Common Thyme: (Thymus vulgaris) - The most popularly grown cultivar of thyme and found in nearly every nursery, greenhouse, and herb garden. Sometimes known as German thyme or simply garden thyme, Thymus vulgaris is the overwhelming choice for culinary thyme since it is argued to have the most distinguished flavor, fragrance, and stems. Although very similar, German thyme varies greatly from both French and English thyme.

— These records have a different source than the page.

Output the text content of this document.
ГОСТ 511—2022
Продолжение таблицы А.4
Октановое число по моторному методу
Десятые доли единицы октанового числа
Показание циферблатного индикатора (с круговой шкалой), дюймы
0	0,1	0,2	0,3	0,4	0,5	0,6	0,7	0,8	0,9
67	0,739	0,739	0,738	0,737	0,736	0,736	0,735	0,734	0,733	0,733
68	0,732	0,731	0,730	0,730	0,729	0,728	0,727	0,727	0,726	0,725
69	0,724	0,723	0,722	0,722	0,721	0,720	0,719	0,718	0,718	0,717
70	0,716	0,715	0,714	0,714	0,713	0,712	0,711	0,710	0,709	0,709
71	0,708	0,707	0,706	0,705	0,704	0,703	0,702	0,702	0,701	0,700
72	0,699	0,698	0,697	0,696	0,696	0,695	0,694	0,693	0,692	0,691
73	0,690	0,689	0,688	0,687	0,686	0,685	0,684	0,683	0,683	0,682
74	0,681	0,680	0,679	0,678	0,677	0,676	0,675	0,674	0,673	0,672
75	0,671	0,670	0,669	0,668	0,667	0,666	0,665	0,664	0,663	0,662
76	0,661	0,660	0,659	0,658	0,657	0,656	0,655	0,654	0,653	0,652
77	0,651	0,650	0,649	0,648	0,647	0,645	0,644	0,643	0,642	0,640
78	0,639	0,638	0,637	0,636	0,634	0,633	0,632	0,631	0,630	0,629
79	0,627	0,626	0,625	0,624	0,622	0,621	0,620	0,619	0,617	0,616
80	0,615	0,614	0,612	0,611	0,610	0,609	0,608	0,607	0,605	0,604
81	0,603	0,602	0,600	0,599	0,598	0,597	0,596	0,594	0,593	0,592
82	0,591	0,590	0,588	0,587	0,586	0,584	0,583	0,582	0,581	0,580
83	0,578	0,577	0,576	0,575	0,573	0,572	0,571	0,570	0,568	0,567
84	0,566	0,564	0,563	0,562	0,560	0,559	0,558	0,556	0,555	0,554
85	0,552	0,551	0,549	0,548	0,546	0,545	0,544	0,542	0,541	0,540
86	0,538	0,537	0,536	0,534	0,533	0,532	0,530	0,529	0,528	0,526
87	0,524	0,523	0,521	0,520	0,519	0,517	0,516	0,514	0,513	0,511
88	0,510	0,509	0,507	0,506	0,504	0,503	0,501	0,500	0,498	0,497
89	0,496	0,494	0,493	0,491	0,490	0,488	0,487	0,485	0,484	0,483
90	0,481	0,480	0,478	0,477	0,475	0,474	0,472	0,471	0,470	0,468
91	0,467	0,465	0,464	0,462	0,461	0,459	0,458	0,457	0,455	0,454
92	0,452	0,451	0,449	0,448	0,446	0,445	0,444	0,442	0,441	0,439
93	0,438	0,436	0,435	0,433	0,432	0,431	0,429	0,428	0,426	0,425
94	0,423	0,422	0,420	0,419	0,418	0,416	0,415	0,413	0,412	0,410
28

Creeping Thyme: (Thymus serpyllum) - Also known as wild thyme or Breckland thyme, creeping thyme is arguably the most naturally widespread cultivar of Thymus. Celebrated for its hardiness, blooms, and minimal upkeep rather than culinary value, creeping thyme is traditionally grown as an ornamental in rock gardens, walkways, and xeriscaped yards. Allow creeping thyme to go to flower for stunning and vibrant purple and lavender blooms.

Benefits of Thyme

Thymol, the active oil in Thymus vulgaris, is a proven antimicrobial and is a primary ingredient in several medicinal solutions helping to treat various fungal infections including tinea, ringworm, and hookworm. Thymol is also a well-known antiseptic that has been popularly used in several commercial brands of mouthwash including Listerine, and is still the active antimicrobial in Johnson & Johnson’s toothpaste brand Euthymol. Pure thyme oil can still be applied as a topical and all-purpose disinfectant. And, as mentioned above, the same beneficial and fragrant oils used in antiseptics are believed to be responsible for warding off pests and insects from the garden as an essential companion plant to cruciferous vegetables, tomatoes, and eggplants. Just like any fragrant herb, thyme has traditionally been credited for its soothing, savory perfume which can relieve any stale room with all-natural aromatics. If nothing else, keep your favorite plant on the kitchen counter for effortless indoor harvesting.

Thyme Tea

Traditional thyme tea can be brewed from garden fresh sprigs just as readily as it is brewed from dried leaves. As a proven antioxidant, thyme leaves are popularly brewed with other medicinal herbs rosemary and peppermint for the most potent anti-cold herbal tea. Thyme herbal tea is widely believed to help remedy overall stress, pain, anxiety, and inflammation; popularly brewed as a subtle but energizing tea. Aside from soothing aromatics, rosemary has been found to be rich in antioxidants, antimicrobials, and anti-inflammatory compounds while showing evidence that it may help lower blood sugar, improve mood and memory, while supporting brain and vision health.

How to Make Thyme Tea

1. Using any type of tea infuser, satchel, or tea bag, add about 4 tsp of either fresh or dried thyme to every 8 oz of boiled water.

2. Allow thyme to steep for about ten minutes. Done!

Be sure to completely strain any thyme leaves from the tea before drinking to avoid any bitterness. Try dried thyme leaves with ginger root, licorice root, sage, and gingko for a truly potent blend.